AD & IPF--Its All About Clotting
James Lundeen, Sr, MS, MD, CIME
CEO/President @ Sir Isaac Newton Enterprises, LLC | MD
Alzheimer’s disease AD and Idiopathic Pulmonary Fibrosis IPF
Tau is finally considered the culprit, after pursuit of beta-amyloid control for decades. Tau is the tough to dissolve tangle compared with beta-amyloid deposition; fibrinogen is strongly implicated in the development of tau tangles. Cerebral-vascular events and myocardial events are well-known to be the result of plaque formation, thrombi and DIC, among other clotting disorders.
Apparently, dementia, idiopathic pulmonary fibrosis and Alzheimer's Disease #Alzheimers are among the various clinical manifestations of clotting disorders. Paroxysmal strokes occur when clots pass through a patent foramen ovale. On a microscopic scale, tau tangles develop as thick proteinaceous materials flow freely from the right to left atrium and onto the cerebral circulation.
Objective physical findings / measurements which will predict and guide treatment options years’ ahead of cognitive disorder onset:
• Serum fibrinogen and clotting factor measurements to test for hypercoagulability
• Cardiac ultrasound / MRI / angiocatheterization / phonocardiography to determine the presence and extent of patent foramen ovale in a given individual.

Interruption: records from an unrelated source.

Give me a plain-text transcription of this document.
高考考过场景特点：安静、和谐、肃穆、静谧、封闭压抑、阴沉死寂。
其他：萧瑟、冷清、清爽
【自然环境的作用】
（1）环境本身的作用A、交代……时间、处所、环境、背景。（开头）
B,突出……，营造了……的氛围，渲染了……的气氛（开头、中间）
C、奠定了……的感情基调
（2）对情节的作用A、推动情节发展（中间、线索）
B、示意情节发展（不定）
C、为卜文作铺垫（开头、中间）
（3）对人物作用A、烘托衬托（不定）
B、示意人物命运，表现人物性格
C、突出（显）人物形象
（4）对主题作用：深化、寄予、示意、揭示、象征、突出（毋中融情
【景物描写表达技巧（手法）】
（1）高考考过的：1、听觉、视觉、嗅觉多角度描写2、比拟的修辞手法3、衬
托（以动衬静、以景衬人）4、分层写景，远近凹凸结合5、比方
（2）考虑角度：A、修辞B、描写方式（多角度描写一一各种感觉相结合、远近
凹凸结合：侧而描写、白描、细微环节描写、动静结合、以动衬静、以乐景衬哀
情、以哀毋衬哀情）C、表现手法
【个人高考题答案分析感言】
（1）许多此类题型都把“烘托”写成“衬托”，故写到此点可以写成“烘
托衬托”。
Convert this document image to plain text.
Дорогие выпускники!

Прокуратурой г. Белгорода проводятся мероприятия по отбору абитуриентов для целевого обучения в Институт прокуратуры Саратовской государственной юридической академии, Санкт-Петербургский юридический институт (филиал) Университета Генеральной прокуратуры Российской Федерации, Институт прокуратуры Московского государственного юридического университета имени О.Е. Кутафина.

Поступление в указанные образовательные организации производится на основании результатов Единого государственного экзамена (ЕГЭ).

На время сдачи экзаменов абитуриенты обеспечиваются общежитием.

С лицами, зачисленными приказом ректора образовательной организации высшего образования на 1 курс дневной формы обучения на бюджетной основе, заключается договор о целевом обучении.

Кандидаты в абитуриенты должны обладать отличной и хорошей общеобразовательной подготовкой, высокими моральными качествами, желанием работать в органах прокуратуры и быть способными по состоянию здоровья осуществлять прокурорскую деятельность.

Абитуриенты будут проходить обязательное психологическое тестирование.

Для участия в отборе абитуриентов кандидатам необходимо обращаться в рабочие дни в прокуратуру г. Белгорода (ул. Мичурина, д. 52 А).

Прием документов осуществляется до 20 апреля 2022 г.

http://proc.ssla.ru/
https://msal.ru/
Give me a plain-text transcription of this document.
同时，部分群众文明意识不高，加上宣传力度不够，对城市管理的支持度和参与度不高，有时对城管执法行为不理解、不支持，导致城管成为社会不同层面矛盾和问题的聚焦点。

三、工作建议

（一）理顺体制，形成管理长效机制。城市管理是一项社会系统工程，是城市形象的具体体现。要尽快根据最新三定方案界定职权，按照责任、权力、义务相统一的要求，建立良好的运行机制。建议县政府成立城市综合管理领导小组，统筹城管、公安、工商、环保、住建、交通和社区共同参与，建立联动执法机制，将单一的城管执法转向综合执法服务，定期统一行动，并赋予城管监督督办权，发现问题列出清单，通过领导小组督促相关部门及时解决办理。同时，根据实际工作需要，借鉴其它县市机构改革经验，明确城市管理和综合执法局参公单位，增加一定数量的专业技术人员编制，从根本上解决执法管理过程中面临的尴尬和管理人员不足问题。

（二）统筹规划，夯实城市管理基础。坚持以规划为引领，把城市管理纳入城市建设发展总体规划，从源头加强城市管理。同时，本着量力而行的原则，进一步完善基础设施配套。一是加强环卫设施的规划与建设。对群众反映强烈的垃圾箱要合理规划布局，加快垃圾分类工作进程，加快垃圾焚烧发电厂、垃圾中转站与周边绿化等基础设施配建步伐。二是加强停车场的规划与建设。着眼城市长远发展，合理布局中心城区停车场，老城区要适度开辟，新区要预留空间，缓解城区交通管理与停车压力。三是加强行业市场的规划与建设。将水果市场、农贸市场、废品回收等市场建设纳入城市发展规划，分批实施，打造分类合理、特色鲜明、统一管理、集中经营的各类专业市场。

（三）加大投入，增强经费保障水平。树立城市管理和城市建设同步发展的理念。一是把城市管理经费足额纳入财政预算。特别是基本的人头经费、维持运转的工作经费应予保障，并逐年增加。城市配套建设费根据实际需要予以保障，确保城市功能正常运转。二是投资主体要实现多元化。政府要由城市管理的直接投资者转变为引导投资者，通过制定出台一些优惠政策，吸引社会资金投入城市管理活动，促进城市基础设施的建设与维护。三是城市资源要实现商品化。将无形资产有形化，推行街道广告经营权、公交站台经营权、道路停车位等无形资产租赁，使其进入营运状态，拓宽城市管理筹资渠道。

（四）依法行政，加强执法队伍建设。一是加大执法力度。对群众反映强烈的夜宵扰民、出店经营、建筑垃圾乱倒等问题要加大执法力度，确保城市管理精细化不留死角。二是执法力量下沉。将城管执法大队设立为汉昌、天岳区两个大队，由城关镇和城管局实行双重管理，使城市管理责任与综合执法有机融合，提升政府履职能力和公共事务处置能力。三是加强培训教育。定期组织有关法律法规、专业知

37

Persons afflicted with Down Syndrome (trisomy 21) in general have a patent foramen ovale, increased levels of fibrinogen and other clotting proteins, and virtually 100% do develop signs and symptoms of AD by age 65.
Persons with patent foramen ovale without trisomy 21 have a significant increase in incidence and prevalence of AD.
Persons without a patent foramen ovale but with increased fibrinogen and clotting proteins develop idiopathic pulmonary fibrosis IPF.
Persons with a patent foramen ovale have paradoxical strokes from blood clots traveling to the heart in the venous return entering the heart, bypassing the filtration of the lungs, traveling through the patent foramen ovale and pumped to the brain by the left ventricle.
The keys to determining who is probably going to develop AD are determining the presence of PFO (patent foramen ovale) and/or increased fibrinogen and clotting protein levels. A PFO and increased clotting proteins is the worst combination and will result in end-organ events including cerebral vascular accidents, myocardial infarctions, thrombosed kidneys, pancreas and other vital structures.
The key to determining who is probable to develop IPF is very probably a finding of increased fibrinogen and clotting protein levels, along with various genetic predispositions to pulmonary disease.
Hypercoagulable blood passing through a PFO without filtering and biochemical changes in the lungs will coat the neurons with a continuous and thick fluid layer of proteins, essentially coating neurons nearest the brain capillaries with proteinaceous plaques (Tau tangles and beta amyloid plaques). Tau tangles have a high concentration of fibrinogen and are difficult to dissolve. Coated neurons are dead neurons.
The key to treatment of AD (and IPF) is accurate prediction of measureable objective findings necessary for the eventual development of disease and intervening sufficiently early, even decades ahead, with new drugs designed to keep fibrinogen and other clotting proteins at acceptable, function and not at hypercoagulable levels. Cessation of smoking is of paramount importance in prevention of all vascular disease.
AD and IPF are associated with smoking cigarettes. Fibrinogen dramatically increases with cigarette smoking. Fibrinogen increases linearly with age resulting in hypercoagulable states in all persons eventually. Fibrinogen and hypercoagulable conditions promote coronary artery disease CAD and strokes.
The evidence is mounting and the fog is clearing. Perhaps you should focus your efforts on understanding clotting proteins, platelet function/dysfunction, DIC...beta-amyloid deposition apparently is not the culprit.